DE Owamagbe Odighizuwa is primed for a breakout season
With fall camp set to start Saturday in San Bernardino, it's time to take a look at some Bruins on the defensive side of the ball that could make a name for themselves in the upcoming season.
This preview will stay away from the proven defensive commodities—such as defensive back Sheldon Price and safety Tevin McDonald—and will instead focus on a somewhat under-the-radar quintet that the casual Pac-12 fan might not be fully aware of.
There's no secret that the team is in need of production defensively. Head coach Jim L. Mora and defensive coordinator Lou Spanos hope to execute and create a disruptive scheme that will focus upon causing havoc and getting after the opponent's quarterback.
Here's a look at five potential playmakers on the defensive side of the ball for the UCLA Bruins:
After the twosome, things get a bit dicey.
Depth at the position is somewhat of a concern due to injuries to multiple members of the secondary. With that in mind, incoming freshmen Ishmael Adams and Marcus Rios have the opportunity for playing time this season.
Rios has a long and lengthy build. His impressive wingspan allows for him to be effective on making plays when the ball is in the air. In addition, Rios was an early enrollee out of high school, and participated fully in spring practice. That experience should definitely help his prospects of playing early in his career.

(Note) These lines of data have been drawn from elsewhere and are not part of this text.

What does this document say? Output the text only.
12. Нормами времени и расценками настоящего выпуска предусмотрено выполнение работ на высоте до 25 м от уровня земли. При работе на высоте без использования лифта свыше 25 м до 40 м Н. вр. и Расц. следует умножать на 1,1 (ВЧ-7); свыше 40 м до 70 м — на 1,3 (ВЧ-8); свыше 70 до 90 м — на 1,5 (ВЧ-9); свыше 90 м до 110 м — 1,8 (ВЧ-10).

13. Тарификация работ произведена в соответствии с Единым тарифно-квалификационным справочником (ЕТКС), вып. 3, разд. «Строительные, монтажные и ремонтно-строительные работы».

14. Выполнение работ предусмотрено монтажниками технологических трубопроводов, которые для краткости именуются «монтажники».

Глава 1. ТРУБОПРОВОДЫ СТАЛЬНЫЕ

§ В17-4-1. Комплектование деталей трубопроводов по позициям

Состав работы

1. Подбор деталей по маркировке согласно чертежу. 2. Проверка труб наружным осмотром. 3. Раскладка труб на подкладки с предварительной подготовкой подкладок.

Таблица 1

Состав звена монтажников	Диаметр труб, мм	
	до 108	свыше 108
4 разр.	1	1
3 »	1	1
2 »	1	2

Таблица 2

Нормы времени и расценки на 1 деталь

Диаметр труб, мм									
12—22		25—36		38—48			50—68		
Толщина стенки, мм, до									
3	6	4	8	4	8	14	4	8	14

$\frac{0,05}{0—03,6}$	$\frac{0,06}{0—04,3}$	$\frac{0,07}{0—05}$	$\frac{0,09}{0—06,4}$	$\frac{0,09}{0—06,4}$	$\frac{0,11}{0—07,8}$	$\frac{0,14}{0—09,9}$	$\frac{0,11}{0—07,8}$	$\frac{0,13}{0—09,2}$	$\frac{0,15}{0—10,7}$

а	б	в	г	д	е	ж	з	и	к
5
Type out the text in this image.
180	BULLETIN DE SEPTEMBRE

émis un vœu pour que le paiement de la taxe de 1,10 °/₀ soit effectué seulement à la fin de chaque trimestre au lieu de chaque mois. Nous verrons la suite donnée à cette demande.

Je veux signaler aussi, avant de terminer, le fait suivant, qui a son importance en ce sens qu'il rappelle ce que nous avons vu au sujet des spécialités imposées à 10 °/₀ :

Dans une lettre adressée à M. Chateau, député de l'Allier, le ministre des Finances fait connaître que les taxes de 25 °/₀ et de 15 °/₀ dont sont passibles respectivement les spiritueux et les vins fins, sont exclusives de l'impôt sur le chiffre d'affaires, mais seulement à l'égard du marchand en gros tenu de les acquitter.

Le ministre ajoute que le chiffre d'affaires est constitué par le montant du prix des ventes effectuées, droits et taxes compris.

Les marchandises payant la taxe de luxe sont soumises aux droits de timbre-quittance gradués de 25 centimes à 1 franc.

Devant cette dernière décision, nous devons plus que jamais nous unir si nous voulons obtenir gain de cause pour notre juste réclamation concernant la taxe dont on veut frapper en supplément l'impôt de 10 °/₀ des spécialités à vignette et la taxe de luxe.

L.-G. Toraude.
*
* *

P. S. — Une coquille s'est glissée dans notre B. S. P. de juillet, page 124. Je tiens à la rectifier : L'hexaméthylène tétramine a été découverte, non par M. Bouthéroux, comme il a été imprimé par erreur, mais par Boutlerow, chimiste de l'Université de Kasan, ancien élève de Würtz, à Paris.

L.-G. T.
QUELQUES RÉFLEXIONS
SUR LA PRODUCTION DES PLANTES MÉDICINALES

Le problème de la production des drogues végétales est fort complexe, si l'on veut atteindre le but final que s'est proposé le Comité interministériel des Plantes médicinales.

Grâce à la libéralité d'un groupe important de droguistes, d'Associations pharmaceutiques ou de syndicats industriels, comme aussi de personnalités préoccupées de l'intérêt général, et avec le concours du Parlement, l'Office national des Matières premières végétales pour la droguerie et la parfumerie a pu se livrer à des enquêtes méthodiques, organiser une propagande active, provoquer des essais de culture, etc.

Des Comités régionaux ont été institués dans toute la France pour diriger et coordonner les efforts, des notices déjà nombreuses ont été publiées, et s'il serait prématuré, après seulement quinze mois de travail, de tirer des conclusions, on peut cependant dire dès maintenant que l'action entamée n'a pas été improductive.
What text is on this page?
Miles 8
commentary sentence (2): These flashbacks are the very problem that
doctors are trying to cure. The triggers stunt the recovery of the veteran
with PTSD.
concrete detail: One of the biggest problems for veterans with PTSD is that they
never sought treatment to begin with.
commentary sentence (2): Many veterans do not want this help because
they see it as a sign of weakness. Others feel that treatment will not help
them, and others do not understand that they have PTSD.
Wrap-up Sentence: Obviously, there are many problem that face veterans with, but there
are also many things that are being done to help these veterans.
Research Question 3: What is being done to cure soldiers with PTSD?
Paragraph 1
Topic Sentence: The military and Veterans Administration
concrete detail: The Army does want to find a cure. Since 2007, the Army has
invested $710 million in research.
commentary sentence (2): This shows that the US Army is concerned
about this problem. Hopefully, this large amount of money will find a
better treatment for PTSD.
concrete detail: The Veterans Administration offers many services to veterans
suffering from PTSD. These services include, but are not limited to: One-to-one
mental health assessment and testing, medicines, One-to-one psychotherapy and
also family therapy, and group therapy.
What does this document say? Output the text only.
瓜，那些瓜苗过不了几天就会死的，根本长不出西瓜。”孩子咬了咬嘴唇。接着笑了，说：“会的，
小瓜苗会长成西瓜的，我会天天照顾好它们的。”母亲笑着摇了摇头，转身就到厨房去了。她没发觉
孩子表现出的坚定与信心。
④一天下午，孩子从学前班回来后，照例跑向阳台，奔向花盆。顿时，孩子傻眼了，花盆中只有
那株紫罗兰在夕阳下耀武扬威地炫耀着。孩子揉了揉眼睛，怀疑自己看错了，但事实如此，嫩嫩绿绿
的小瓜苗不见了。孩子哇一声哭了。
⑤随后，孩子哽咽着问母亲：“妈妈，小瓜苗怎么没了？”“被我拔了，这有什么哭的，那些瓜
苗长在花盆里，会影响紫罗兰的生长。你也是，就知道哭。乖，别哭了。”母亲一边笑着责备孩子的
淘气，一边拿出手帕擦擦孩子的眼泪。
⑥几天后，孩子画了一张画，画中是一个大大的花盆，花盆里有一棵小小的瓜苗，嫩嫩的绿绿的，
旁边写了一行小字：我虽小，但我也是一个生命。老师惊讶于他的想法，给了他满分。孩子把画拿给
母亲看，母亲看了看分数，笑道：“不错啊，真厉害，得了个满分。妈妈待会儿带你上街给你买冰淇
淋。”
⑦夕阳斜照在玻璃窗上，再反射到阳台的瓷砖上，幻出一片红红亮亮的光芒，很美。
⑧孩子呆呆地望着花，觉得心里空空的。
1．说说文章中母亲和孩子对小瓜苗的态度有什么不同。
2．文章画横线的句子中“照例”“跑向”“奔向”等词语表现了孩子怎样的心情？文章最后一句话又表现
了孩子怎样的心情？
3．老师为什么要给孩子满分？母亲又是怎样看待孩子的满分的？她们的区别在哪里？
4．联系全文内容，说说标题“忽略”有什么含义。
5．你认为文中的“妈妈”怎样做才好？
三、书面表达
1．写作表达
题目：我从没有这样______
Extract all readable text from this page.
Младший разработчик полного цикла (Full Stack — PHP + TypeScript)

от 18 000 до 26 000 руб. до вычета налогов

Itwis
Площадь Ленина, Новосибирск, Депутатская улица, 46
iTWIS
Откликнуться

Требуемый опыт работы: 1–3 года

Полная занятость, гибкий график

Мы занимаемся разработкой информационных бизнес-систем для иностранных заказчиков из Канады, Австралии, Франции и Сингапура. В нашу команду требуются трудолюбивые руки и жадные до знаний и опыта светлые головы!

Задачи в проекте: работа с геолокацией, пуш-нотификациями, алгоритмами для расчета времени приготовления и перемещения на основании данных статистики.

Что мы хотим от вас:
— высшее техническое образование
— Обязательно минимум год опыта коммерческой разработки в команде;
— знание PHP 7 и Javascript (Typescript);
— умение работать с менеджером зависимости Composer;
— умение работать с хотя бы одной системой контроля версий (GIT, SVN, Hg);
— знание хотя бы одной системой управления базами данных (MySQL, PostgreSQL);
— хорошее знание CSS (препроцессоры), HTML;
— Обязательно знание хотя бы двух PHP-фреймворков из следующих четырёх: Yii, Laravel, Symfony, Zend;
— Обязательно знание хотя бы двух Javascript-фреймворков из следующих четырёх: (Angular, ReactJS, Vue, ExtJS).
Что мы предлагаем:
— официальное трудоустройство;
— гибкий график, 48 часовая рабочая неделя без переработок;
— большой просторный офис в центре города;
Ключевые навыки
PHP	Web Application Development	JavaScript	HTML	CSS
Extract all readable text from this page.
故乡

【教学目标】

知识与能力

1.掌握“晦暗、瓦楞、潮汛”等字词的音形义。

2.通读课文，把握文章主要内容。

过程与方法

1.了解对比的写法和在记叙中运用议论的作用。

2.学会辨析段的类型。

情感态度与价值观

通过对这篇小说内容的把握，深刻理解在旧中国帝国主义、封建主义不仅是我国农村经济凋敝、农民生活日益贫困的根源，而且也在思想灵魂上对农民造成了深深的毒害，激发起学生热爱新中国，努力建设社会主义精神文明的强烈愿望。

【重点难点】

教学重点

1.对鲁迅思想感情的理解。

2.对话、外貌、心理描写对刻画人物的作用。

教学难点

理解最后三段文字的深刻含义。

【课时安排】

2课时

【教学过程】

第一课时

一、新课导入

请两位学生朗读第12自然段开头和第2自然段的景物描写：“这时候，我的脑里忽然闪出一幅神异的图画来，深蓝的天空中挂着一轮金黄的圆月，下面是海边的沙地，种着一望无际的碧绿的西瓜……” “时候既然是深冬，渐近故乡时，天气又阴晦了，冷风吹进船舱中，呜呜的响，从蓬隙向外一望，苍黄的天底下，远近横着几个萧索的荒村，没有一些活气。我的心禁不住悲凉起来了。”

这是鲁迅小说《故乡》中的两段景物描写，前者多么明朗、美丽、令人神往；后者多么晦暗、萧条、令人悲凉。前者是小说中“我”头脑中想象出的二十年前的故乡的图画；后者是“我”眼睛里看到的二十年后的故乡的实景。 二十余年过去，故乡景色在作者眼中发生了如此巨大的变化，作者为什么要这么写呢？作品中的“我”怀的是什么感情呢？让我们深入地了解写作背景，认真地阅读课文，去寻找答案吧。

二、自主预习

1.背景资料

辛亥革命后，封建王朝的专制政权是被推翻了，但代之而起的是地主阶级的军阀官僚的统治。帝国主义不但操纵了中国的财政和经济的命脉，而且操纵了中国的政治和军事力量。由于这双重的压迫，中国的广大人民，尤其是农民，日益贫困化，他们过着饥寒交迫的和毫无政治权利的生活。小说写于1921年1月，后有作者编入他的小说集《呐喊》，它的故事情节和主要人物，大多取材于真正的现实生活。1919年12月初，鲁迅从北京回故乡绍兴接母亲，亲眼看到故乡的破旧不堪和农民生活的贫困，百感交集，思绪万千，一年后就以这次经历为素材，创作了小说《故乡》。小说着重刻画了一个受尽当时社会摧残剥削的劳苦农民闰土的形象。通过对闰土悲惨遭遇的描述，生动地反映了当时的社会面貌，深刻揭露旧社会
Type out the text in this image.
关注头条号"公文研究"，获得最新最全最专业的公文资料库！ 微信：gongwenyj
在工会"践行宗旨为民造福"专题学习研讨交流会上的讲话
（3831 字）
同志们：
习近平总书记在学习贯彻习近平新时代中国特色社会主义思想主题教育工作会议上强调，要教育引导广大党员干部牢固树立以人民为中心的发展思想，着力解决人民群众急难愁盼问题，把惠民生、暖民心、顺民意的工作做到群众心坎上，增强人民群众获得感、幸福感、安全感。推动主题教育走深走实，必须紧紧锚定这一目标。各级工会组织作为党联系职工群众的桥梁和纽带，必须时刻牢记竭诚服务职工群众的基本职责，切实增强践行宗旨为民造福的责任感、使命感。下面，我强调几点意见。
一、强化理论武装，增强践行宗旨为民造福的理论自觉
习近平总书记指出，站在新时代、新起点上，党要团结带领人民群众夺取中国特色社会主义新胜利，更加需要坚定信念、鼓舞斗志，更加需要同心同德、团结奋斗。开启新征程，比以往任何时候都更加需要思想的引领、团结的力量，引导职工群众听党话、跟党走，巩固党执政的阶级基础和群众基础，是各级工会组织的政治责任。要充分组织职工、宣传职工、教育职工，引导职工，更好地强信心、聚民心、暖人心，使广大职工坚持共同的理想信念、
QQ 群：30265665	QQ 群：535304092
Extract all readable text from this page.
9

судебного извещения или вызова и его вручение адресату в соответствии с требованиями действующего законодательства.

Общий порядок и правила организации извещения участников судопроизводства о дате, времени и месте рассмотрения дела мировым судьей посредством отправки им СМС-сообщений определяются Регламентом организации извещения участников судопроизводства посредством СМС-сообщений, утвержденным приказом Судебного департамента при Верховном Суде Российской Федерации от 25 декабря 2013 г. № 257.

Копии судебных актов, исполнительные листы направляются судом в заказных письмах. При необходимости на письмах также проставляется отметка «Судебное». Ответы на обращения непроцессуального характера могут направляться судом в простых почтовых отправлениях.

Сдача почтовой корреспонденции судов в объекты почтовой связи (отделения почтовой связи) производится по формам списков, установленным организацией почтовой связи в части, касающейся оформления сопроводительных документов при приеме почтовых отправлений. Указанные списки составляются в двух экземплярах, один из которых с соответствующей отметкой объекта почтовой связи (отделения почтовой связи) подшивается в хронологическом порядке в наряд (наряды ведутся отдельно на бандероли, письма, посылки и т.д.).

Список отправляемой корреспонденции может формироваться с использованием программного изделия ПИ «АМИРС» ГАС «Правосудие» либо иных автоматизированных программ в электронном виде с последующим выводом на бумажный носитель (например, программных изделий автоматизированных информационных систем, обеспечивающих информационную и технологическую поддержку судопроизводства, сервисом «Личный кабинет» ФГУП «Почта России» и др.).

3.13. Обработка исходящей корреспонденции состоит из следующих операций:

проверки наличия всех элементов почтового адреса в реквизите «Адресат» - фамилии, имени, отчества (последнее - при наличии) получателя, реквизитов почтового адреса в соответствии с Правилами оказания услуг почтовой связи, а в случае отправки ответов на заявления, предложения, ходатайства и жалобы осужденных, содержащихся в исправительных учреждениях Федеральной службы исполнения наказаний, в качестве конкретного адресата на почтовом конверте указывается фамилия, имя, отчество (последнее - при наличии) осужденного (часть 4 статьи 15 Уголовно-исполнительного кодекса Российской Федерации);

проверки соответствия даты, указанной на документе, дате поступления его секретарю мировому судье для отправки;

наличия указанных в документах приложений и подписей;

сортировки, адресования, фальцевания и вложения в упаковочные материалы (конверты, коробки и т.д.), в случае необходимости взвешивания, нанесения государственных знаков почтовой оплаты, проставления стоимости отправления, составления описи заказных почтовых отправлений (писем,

While Rios might have a leg up with enrolling early, Adams is a polished prospect in his own right. He's stronger and bigger than the super-thin Rios, and is known for playing with controlled bouts of aggression and physicality.
Expect one of them (possibly along with fellow freshman Randall Goforth) to play this season. Depending on the health of fellow defensive backs Brandon Sermons and Anthony Jefferson, either freshman might be slotted in as the nickel back.
Eric Kendricks is definitely a known player amongst the Bruin fan base.
As a redshirt freshman last season, he led the team in tackles with 76. One thing to note is that he accomplished this feat in a reserve role.
Now in a starting role, expect him to build upon a strong freshman campaign.
When watching Kendricks play, there's no question that he plays with a great deal of energy and enthusiasm. He's constantly around the ball and demonstrated impressive instincts for such a young player.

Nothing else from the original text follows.